June 12, 2018 > Shape Our Fremont
Shape Our Fremont
Will Condos Replace the Cloverleaf Bowl?
A developer is proposing to tear down all the buildings in the old Fremont Center at the corner of Fremont Boulevard and Grimmer Boulevard in Irvington and replace them with 272 housing units. The Cloverleaf Family Bowl, which has greeted generations of bowlers with its colorful angled roof entrance, is one of the buildings that would be demolished.
Apartments and Condos
The proposed project site extends from Fremont Boulevard west to Bay Street, and from Grimmer Boulevard south to the edge of the commercial property. It includes the Bank of America and the row of businesses immediately south of that along Fremont. All existing commercial buildings on the site are proposed to be demolished except the Taco Bell drive-in restaurant.
Preliminary plans include 140 rental apartment units in four buildings along Fremont and Grimmer. The two buildings that face Fremont would also have commercial spaces on the ground floors. The rest of the property would include 132 for-sale condominium units clustered in twelve buildings. The developer proposes to pay in-lieu fees rather than providing any affordable housing on site, so all units will be sold or rented at prevailing market rate.
Because of the size of the project, and the fact that the current tenant leases expire at different times, construction would be in three phases. If the project is approved, the first phase may start as early as 2020.
One issue that would need to be addressed is that two existing commercial buildings in the shopping center potentially have historically significant architecture from the Post-World War II era and may require historic evaluations and reviews by the Historical Architectural Review Board (HARB). Guidelines for evaluating architecture from this era will be reviewed by the City Council on June 19 and are expected to apply to all future developments.
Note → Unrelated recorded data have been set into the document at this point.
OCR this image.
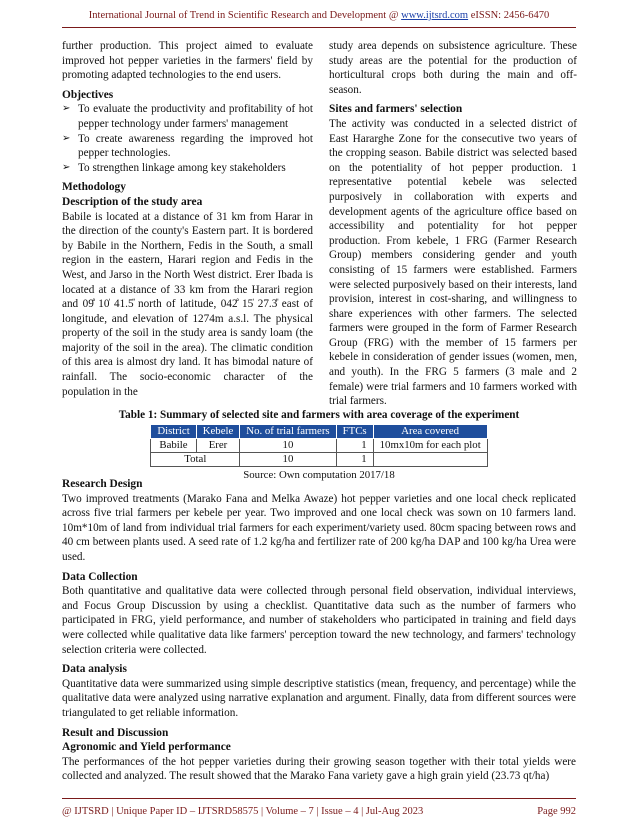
International Journal of Trend in Scientific Research and Development @ www.ijtsrd.com eISSN: 2456-6470

further production. This project aimed to evaluate improved hot pepper varieties in the farmers' field by promoting adapted technologies to the end users.

Objectives
➢ To evaluate the productivity and profitability of hot pepper technology under farmers' management
➢ To create awareness regarding the improved hot pepper technologies.
➢ To strengthen linkage among key stakeholders
Methodology
Description of the study area

Babile is located at a distance of 31 km from Harar in the direction of the county's Eastern part. It is bordered by Babile in the Northern, Fedis in the South, a small region in the eastern, Harari region and Fedis in the West, and Jarso in the North West district. Erer Ibada is located at a distance of 33 km from the Harari region and 09̊ 10̍ 41.5̎ north of latitude, 042̊ 15̍ 27.3̎ east of longitude, and elevation of 1274m a.s.l. The physical property of the soil in the study area is sandy loam (the majority of the soil in the area). The climatic condition of this area is almost dry land. It has bimodal nature of rainfall. The socio-economic character of the population in the

study area depends on subsistence agriculture. These study areas are the potential for the production of horticultural crops both during the main and off-season.

Sites and farmers' selection

The activity was conducted in a selected district of East Hararghe Zone for the consecutive two years of the cropping season. Babile district was selected based on the potentiality of hot pepper production. 1 representative potential kebele was selected purposively in collaboration with experts and development agents of the agriculture office based on accessibility and potentiality for hot pepper production. From kebele, 1 FRG (Farmer Research Group) members considering gender and youth consisting of 15 farmers were established. Farmers were selected purposively based on their interests, land provision, interest in cost-sharing, and willingness to share experiences with other farmers. The selected farmers were grouped in the form of Farmer Research Group (FRG) with the member of 15 farmers per kebele in consideration of gender issues (women, men, and youth). In the FRG 5 farmers (3 male and 2 female) were trial farmers and 10 farmers worked with trial farmers.

Table 1: Summary of selected site and farmers with area coverage of the experiment
District	Kebele	No. of trial farmers	FTCs	Area covered
Babile	Erer	10	1	10mx10m for each plot
Total		10	1	
Source: Own computation 2017/18
Research Design

Two improved treatments (Marako Fana and Melka Awaze) hot pepper varieties and one local check replicated across five trial farmers per kebele per year. Two improved and one local check was sown on 10 farmers land. 10m*10m of land from individual trial farmers for each experiment/variety used. 80cm spacing between rows and 40 cm between plants used. A seed rate of 1.2 kg/ha and fertilizer rate of 200 kg/ha DAP and 100 kg/ha Urea were used.

Data Collection

Both quantitative and qualitative data were collected through personal field observation, individual interviews, and Focus Group Discussion by using a checklist. Quantitative data such as the number of farmers who participated in FRG, yield performance, and number of stakeholders who participated in training and field days were collected while qualitative data like farmers' perception toward the new technology, and farmers' technology selection criteria were collected.

Data analysis

Quantitative data were summarized using simple descriptive statistics (mean, frequency, and percentage) while the qualitative data were analyzed using narrative explanation and argument. Finally, data from different sources were triangulated to get reliable information.

Result and Discussion
Agronomic and Yield performance

The performances of the hot pepper varieties during their growing season together with their total yields were collected and analyzed. The result showed that the Marako Fana variety gave a high grain yield (23.73 qt/ha)

@ IJTSRD | Unique Paper ID – IJTSRD58575 | Volume – 7 | Issue – 4 | Jul-Aug 2023	Page 992
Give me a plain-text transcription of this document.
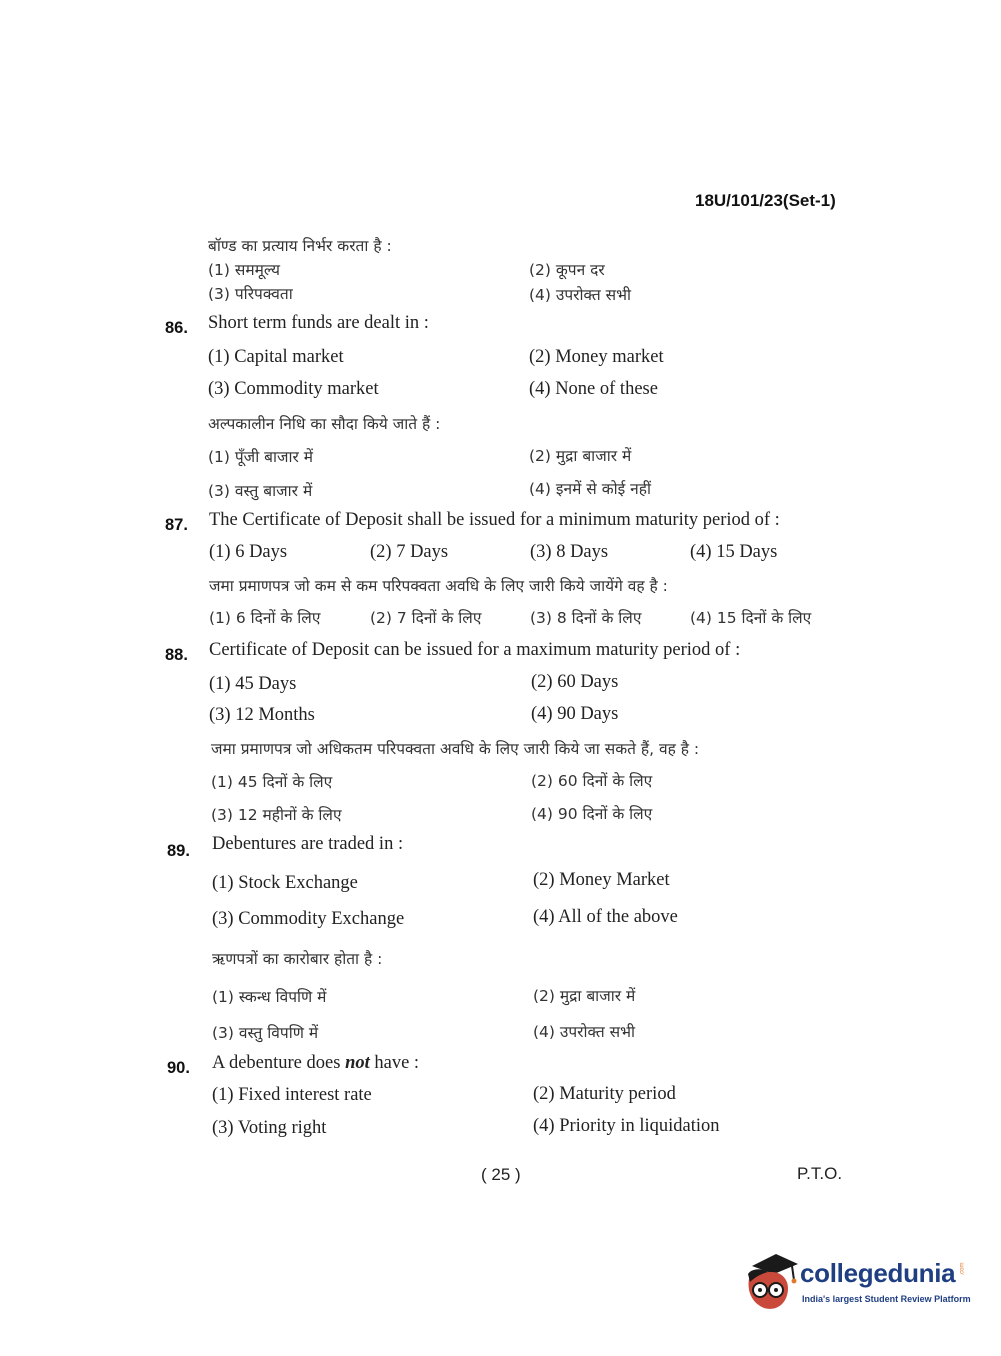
18U/101/23(Set-1)
बॉण्ड का प्रत्याय निर्भर करता है :
(1) सममूल्य	(2) कूपन दर
(3) परिपक्वता	(4) उपरोक्त सभी
86. Short term funds are dealt in :
(1) Capital market	(2) Money market
(3) Commodity market	(4) None of these
अल्पकालीन निधि का सौदा किये जाते हैं :
(1) पूँजी बाजार में	(2) मुद्रा बाजार में
(3) वस्तु बाजार में	(4) इनमें से कोई नहीं
87. The Certificate of Deposit shall be issued for a minimum maturity period of :
(1) 6 Days	(2) 7 Days	(3) 8 Days	(4) 15 Days
जमा प्रमाणपत्र जो कम से कम परिपक्वता अवधि के लिए जारी किये जायेंगे वह है :
(1) 6 दिनों के लिए	(2) 7 दिनों के लिए	(3) 8 दिनों के लिए	(4) 15 दिनों के लिए
88. Certificate of Deposit can be issued for a maximum maturity period of :
(1) 45 Days	(2) 60 Days
(3) 12 Months	(4) 90 Days
जमा प्रमाणपत्र जो अधिकतम परिपक्वता अवधि के लिए जारी किये जा सकते हैं, वह है :
(1) 45 दिनों के लिए	(2) 60 दिनों के लिए
(3) 12 महीनों के लिए	(4) 90 दिनों के लिए
89. Debentures are traded in :
(1) Stock Exchange	(2) Money Market
(3) Commodity Exchange	(4) All of the above
ऋणपत्रों का कारोबार होता है :
(1) स्कन्ध विपणि में	(2) मुद्रा बाजार में
(3) वस्तु विपणि में	(4) उपरोक्त सभी
90. A debenture does not have :
(1) Fixed interest rate	(2) Maturity period
(3) Voting right	(4) Priority in liquidation
( 25 )	P.T.O.
collegedunia .com
India's largest Student Review Platform
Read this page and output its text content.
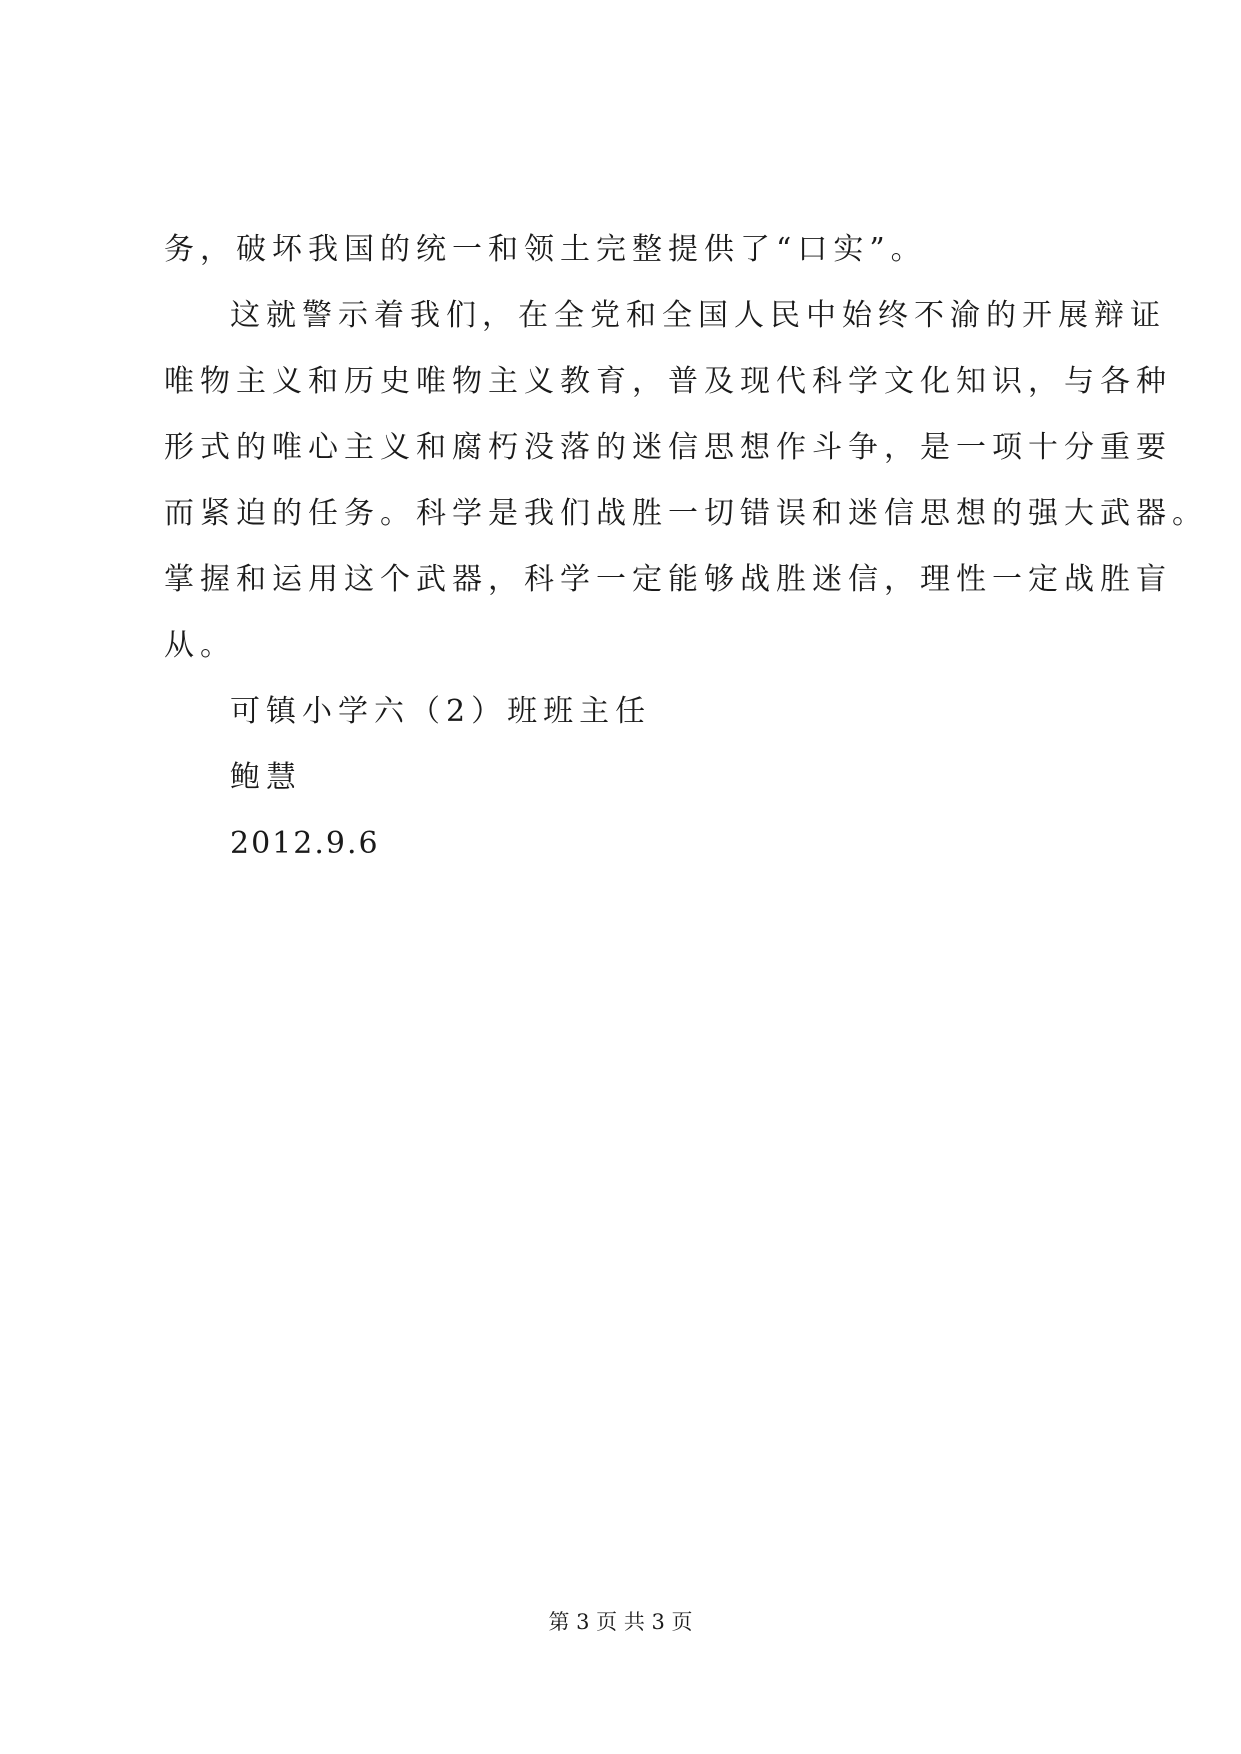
务，破坏我国的统一和领土完整提供了“口实”。
这就警示着我们，在全党和全国人民中始终不渝的开展辩证
唯物主义和历史唯物主义教育，普及现代科学文化知识，与各种
形式的唯心主义和腐朽没落的迷信思想作斗争，是一项十分重要
而紧迫的任务。科学是我们战胜一切错误和迷信思想的强大武器。
掌握和运用这个武器，科学一定能够战胜迷信，理性一定战胜盲
从。
可镇小学六（2）班班主任
鲍慧
2012.9.6
第 3 页 共 3 页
The Irvington Savings building has been in this location since 1963 and is an example of the International style of architecture popular at the time. The Cloverleaf Family Bowl was originally built in this location in 1959, and expanded in 1963, and again in 1974. The building is one of Fremont's last examples of the 1950s and 60s Googie style of architecture, which featured bright colors and exaggerated Ôspace-ageÕ angular roof lines. Both buildings were part of Fremont's rapid growth period following the opening of the General Motors assembly plant in the early 1960s.
As part of their review, HARB may recommend changes to the proposed project to preserve the historically significant architecture of either of these structures. This may include keeping one or both structures intact and make them part of the new development. HARB recommendations would be reviewed by the Planning Commission for consideration in making their decision or recommendation.
Early Public Input
This proposal was recently submitted to the Fremont Planning Department for a Preliminary Review Process (PRP). During this process, city planners will review preliminary plans from several different aspects. Within 30 days, the Planning Department will prepare a report of any issues it finds. The developer can then use this information to decide whether to go forward with the project and help them shape their Formal Development Application.
As part of the PRP, the public is encouraged to submit comments, concerns, and questions directly to the assigned city planner. This is the best time to raise issues because it allows city staff to identify problems and find possible solutions with the developer before work begins on a more detailed formal application.